I soon realised that my observation of Thimphu, of being slow-paced, was wrong. There is a vibrant undercurrent here that permeates the deeply conventional surface (locals have to wear their traditional dress on a daily basis to school, work and all formal gatherings). At night, in Thimphu, everything changes. Take the bar around the corner from my hotel, for instance. Outside, you’re in Thimphu; inside, you could be anywhere. Skinny jeans-clad youngsters knock back drinks as music thumps from the speakers. The capital’s creative crowd flocks to places like these after dark, once they have shed their inhibitions with their traditional ghos (for men) and wonjus, kiras and tegos (for women), for western wear.

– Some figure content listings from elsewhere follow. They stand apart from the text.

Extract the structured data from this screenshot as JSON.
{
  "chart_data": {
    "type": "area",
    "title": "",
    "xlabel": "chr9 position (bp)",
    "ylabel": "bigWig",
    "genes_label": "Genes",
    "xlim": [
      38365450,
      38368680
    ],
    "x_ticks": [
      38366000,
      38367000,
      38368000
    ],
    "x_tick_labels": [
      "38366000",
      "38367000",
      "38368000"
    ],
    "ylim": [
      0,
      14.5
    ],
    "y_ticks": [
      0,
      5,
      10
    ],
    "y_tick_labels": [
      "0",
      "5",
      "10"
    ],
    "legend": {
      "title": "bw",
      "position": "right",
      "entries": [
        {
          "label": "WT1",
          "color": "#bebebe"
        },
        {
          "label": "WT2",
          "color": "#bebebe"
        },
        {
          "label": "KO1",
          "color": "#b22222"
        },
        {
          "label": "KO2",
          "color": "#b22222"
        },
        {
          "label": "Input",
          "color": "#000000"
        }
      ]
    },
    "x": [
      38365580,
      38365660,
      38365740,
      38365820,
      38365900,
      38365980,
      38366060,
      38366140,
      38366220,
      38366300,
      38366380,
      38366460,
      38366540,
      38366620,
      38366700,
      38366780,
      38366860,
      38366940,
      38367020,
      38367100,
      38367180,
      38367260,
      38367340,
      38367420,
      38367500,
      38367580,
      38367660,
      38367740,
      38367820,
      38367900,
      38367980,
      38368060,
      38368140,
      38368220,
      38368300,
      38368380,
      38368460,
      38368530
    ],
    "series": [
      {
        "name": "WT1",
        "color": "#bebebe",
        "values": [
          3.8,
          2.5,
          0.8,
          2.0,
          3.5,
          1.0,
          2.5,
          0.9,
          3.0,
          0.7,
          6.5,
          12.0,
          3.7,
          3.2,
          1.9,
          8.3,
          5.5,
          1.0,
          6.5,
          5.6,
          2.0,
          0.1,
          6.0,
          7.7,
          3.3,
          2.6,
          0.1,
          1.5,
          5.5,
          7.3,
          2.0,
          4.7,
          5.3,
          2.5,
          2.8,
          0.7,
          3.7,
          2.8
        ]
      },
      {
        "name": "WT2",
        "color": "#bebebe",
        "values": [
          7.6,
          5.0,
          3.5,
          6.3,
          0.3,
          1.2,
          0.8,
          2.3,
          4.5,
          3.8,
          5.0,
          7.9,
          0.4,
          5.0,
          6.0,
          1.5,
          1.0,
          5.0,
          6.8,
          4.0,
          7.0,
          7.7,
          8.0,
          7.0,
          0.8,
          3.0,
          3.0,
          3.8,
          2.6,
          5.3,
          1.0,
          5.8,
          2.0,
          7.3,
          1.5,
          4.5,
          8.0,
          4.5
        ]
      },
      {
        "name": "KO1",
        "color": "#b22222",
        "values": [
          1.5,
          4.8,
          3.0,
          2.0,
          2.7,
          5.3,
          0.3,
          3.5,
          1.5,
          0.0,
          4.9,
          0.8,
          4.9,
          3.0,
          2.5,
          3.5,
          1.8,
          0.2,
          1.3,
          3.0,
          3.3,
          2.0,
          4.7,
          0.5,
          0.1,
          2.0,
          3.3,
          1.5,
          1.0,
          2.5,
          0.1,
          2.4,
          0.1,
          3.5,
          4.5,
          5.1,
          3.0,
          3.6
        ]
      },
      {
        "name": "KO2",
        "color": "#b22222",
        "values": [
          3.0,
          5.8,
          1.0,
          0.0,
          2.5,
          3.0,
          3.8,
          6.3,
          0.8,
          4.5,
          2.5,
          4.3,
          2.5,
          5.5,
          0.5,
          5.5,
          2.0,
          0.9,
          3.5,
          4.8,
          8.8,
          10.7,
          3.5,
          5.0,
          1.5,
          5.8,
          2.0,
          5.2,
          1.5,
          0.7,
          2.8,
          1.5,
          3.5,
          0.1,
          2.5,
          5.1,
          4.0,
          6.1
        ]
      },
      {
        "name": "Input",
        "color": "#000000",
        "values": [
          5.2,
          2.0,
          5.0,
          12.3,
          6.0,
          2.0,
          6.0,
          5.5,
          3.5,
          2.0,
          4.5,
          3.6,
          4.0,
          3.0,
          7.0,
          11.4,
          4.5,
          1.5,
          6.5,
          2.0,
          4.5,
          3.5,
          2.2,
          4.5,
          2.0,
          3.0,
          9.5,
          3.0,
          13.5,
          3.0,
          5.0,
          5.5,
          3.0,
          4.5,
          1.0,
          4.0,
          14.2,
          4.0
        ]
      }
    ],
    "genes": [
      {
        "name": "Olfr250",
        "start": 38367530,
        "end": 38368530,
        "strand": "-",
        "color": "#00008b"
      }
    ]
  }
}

The festival opened my eyes to Bhutan’s multiplicity, but being out and about in the city focused them. It also led me to Karma Wangchuck (33), the country’s biggest street-style blogger, and Kezang Dorji (28), its most popular rapper. These two youngsters have ordinary day jobs (Wangchuk works at an NGO, while Dorji is a business performance analyst), but like many of their peers, they transform and truly come alive after hours. The former chronicles the country’s vibrant fashion on Instagram (@bhutanstreetfashion). The latter, a self-confessed nationalist, uses his music to encourage the youth to strengthen their roots, at a time when the conservative Himalayan kingdom is slowly opening up to the rest of the world.

kezang dorji   

Kezang Dorji                  

karma wangchuk

Karma Wangchuk

The two of them, to my mind, symbolise the Bhutan of today: a country at a cultural crossroads, questioning and defining its growing role on the global stage—not only as a political player, nestled as it strategically is between India and China, or an envy inducing bucket list-worthy destination (Indians are luckily exempt from the daily fee of US$250 that most foreigners have to cough up in order to experience it), but as a country that is warm and welcoming, and has so much to offer. If you’ve ever wanted to visit, go; I urge you. And there’s no better time than during Mountain Echoes. If a descent into the lush Paro valley or the fireside conversations with the likes of Taylor, or spoken-word poet Sarah Kay (whose performance captured every heart there), isn’t the best way to glimpse the soul of this warm country, I don’t know what is.